ストーリーパラスポーツ

真夏のマラソンの暑さ対策は? 教えて!道下美里選手

2018-08-31 午後 01:42

8月26日に行われた北海道マラソン。
通常マラソンは選手の負担を減らすために夏を避けて行われますが、真夏の8月に行われる北海道マラソンは、2年後の東京オリンピック、パラリンピックを想定した貴重なレースとなりました。

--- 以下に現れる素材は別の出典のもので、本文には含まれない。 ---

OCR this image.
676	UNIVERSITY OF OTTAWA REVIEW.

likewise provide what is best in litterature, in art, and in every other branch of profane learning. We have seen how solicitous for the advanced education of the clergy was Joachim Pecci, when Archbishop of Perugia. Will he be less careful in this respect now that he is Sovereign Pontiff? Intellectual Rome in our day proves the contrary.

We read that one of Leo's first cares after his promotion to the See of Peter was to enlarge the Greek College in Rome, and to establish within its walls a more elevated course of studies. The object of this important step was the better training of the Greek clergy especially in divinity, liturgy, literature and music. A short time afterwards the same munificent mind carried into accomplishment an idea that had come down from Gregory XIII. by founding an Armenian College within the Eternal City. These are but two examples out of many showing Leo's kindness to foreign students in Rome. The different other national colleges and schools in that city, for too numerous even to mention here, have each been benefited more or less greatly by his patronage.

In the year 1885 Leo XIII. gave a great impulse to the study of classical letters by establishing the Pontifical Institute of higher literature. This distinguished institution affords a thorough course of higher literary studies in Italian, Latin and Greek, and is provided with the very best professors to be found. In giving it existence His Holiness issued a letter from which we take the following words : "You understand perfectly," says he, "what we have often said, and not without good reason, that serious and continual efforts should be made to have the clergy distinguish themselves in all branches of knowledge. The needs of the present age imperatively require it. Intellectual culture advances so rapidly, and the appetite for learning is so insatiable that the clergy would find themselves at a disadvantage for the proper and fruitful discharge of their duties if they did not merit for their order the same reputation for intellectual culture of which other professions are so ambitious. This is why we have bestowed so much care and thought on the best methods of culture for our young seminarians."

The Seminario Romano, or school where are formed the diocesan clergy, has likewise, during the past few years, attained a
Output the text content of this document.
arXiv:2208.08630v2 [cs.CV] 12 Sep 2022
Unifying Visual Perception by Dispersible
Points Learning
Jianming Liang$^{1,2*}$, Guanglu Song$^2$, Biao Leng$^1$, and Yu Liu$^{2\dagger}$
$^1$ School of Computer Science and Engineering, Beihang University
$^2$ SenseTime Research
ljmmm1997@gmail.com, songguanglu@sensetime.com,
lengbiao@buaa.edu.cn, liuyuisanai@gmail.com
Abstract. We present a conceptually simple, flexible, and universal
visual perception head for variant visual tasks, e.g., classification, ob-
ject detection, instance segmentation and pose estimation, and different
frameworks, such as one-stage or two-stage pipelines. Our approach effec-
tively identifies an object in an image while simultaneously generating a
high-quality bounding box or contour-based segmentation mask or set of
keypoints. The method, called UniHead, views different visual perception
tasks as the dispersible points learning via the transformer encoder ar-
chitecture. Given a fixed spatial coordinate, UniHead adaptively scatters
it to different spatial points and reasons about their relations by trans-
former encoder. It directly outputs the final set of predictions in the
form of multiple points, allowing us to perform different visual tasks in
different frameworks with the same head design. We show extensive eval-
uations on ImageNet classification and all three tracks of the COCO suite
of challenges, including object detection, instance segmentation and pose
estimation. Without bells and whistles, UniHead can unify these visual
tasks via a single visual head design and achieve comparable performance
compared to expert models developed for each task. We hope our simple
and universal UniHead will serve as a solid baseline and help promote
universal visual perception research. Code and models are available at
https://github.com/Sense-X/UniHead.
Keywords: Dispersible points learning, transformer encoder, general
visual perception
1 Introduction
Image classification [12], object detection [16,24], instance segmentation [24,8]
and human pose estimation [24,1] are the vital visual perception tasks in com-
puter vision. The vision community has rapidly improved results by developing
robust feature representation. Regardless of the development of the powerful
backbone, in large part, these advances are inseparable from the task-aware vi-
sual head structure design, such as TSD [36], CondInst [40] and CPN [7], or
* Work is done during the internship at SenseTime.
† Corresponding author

真夏のマラソンの「暑さ対策」はどうすればいいのか。サンデースポーツ2020では、リオデジャネイロパラリンピックのマラソン競技、視覚障害のあるクラスの銀メダリスト、道下美里選手に注目。
東京での金メダル獲得を目指す道下選手は、どのような暑さ対策をしてレースに臨んだのでしょうか。
(サンデースポーツ2020  2018年8月26日放送から)

北海道マラソンは2年後を見据えた貴重なレース

 

レースの前日、道下選手を訪ねました。
「マラソンを走るには、気温10度から15度がちょうどいい」
と考えているという道下選手。それでも、真夏のマラソンを走る意義について聞くと…。

 

道下美里選手

東京パラリンピックと同じくらいの時期にレースに出られるのは、ものすごく大きいと思っています。

メダリスト道下選手の暑さ対策はこれだ!

道下選手はレースに向けて、様々な暑さ対策を用意していました。
まずは・・・。

 

 

① 首の部分まで隠れる布をつけた帽子
→直射日光が首に当たり体温が上がるのを防ぎます。

 

 

② 水に濡らした状態で巻くタオル
→首に巻いて太い血管を冷やします。

そして最も重要視しているのが。

 

 

③ レース中に飲む「スペシャルドリンク」

その中身は・・・詳しいレシピは秘密とのことですが・・・中身をちょっとだけ教えていただきました。

 

 

スポーツドリンクをベースに、疲労回復に効果があると言われる、アミノ酸やクエン酸などを加えています。
このドリンクを5キロごとの給水ポイントに合計8本準備。
体力の消耗を計算し、1本1本レシピを微妙に変えているといいます。

 

道下美里選手

これは秘密兵器みたいな物なので・・・だからあまり詳しくは人には言えません。

 

道下選手、秘密の暑さ対策の一端を教えていただいて、ありがとうございました!

高温多湿の中のレース、結果は・・・

そして迎えた北海道マラソン。2020年へ向けた試金石のレースを位置づける道下選手は目標タイムを自己記録よりもやや遅い、3時間5分に設定しました。

 

 

レースが始まると、気温は28度と予報よりも上昇。湿度も70パーセントと高くなり、蒸し暑い厳しい環境でのレースとなりました。

 

会場にはミストシャワーも設置されました

 

道下選手はスペシャルドリンクでこまめに水分と栄養を補給しながらレースを進めますが、後半、想像以上の気温や湿度で、ペースが遅れ始めます。

 

優勝したものの、目標よりもおよそ3分遅いタイムでゴール。

 

入念な準備をしていても、厳しい環境となる真夏のレース。
道下選手は改めて課題を感じていました。

 

道下美里選手

蒸し蒸しして、体にこもってくるような暑さでした。
東京の場合は、さらに地面からの熱や照り返しがすごいと思います。
東京パラリンピックに向けて、最後まで粘り強く走ることが出来るように取り組んでいきます。

 



道下選手は今回、疲労を残さないために、直前の練習量を意図的に減らしてレースに臨んでいました。しかし、「練習を減らしすぎたことが終盤のスタミナ切れにつながった。これも収穫です。」
と前向きに分析していました。

 

2020年大会の最大の難敵として、ここに来てさらにクローズアップされる「暑さ」。
特に過酷なマラソン競技では、まさに「暑さを制する者がレースを制す」のかもしれません。